This article offers an excellent selection of diagrams for New Year's garlands and other electronic toys for the New Year's interior, based on the principles of autonomous and economical power supply, as well as the simplicity and reliability of assembling amateur radio structures.
LEDs of various types are used as the main radio component emitting light in all garland circuits. First of all, this allows you to significantly reduce the consumption of the battery source, as well as achieve unique and unpredictable New Year's pictures on a magical night.

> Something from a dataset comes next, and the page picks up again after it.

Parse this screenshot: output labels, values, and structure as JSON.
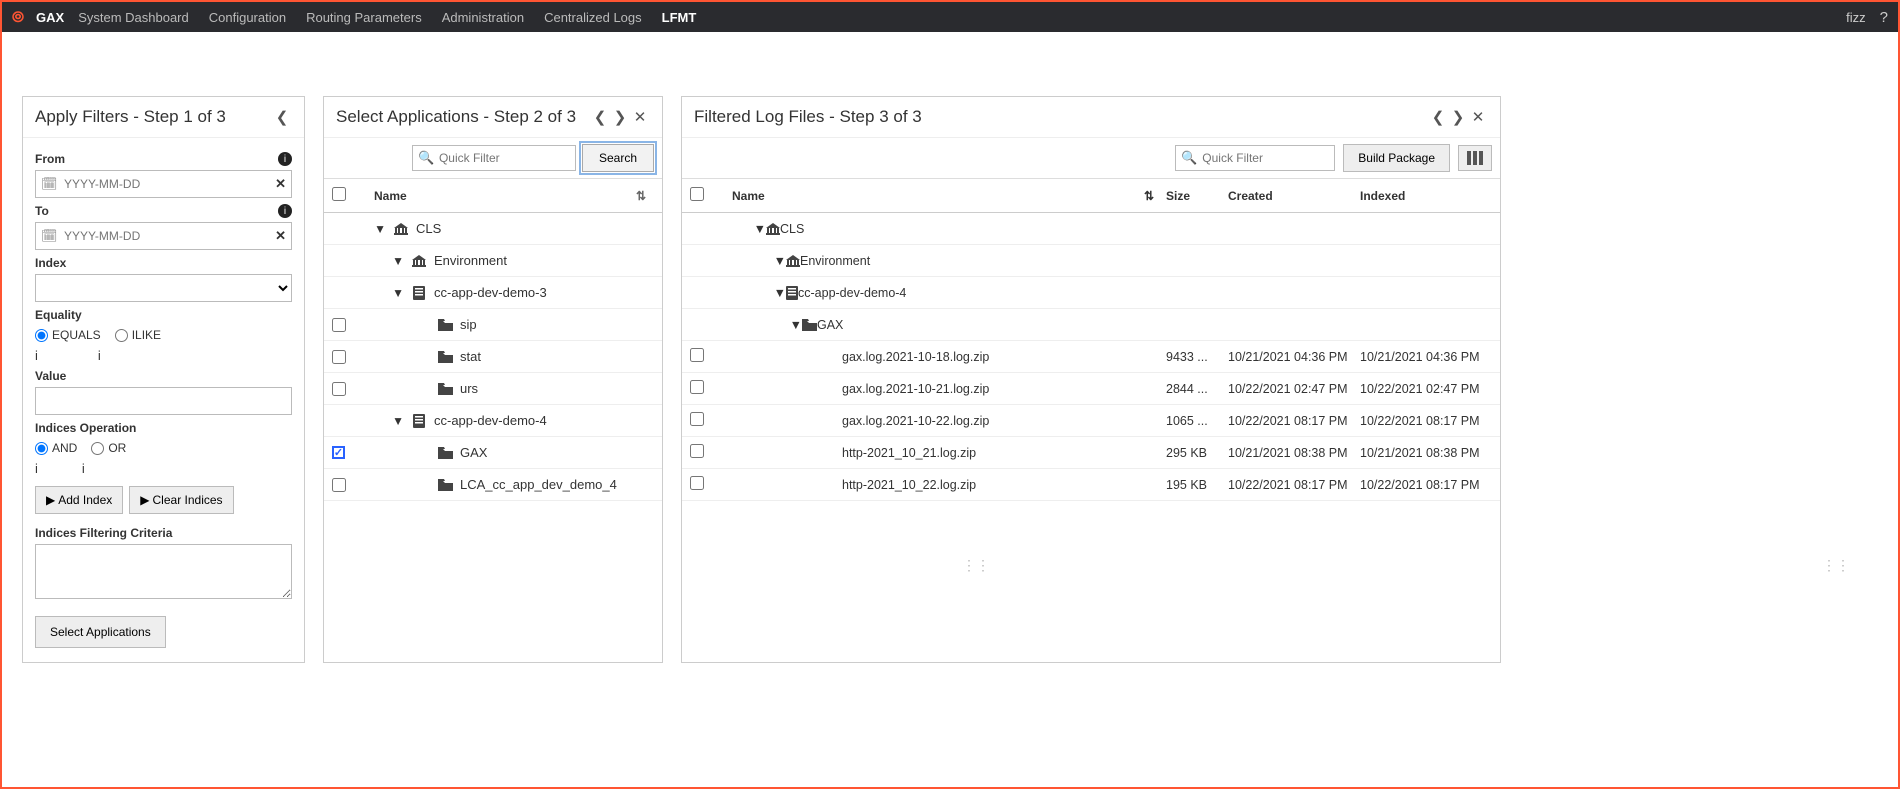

Children are very fond of interesting and unusual things, especially flashing lights, so to the delight of the little ones, I suggest assembling a fairly simple version of the mini garland scheme. A printed circuit board in the popular amateur radio format Sprint Layout is attached in the archive above.
The circuit consists of a clock pulse generator on a domestic digital chip DD1 type K155LA3, the “power” part is made of bipolar transistors VT1-VT4, you can use almost any n-p-n structures, even KT315, if you still have them of course. An LED load and “switches” on logic elements DD2-DD4 with RC circuits R5C2, R7C3 between them are connected to the Transistors to set the turn-on delay time of the three output semiconductors.
In general, “children's joy” works as follows: Pulses follow from the generator to DD1.2, then opens VT2, then C2 is charged and as soon as the voltage on it reaches the level of logical unit “1”, then the output of element DD1.3 will also be unit that opens VT3. With DD1.4 the work is similar. The switching frequency is adjusted by selecting C1. As a result, a feeling of running lights appears.
I bring to the attention of readers diagram of a simple New Year's flasher, which can be originally made in the shape of a cross as a souvenir for the Easter or Christmas holidays. The shape of the flasher can be easily changed and used as an element of illuminated advertising.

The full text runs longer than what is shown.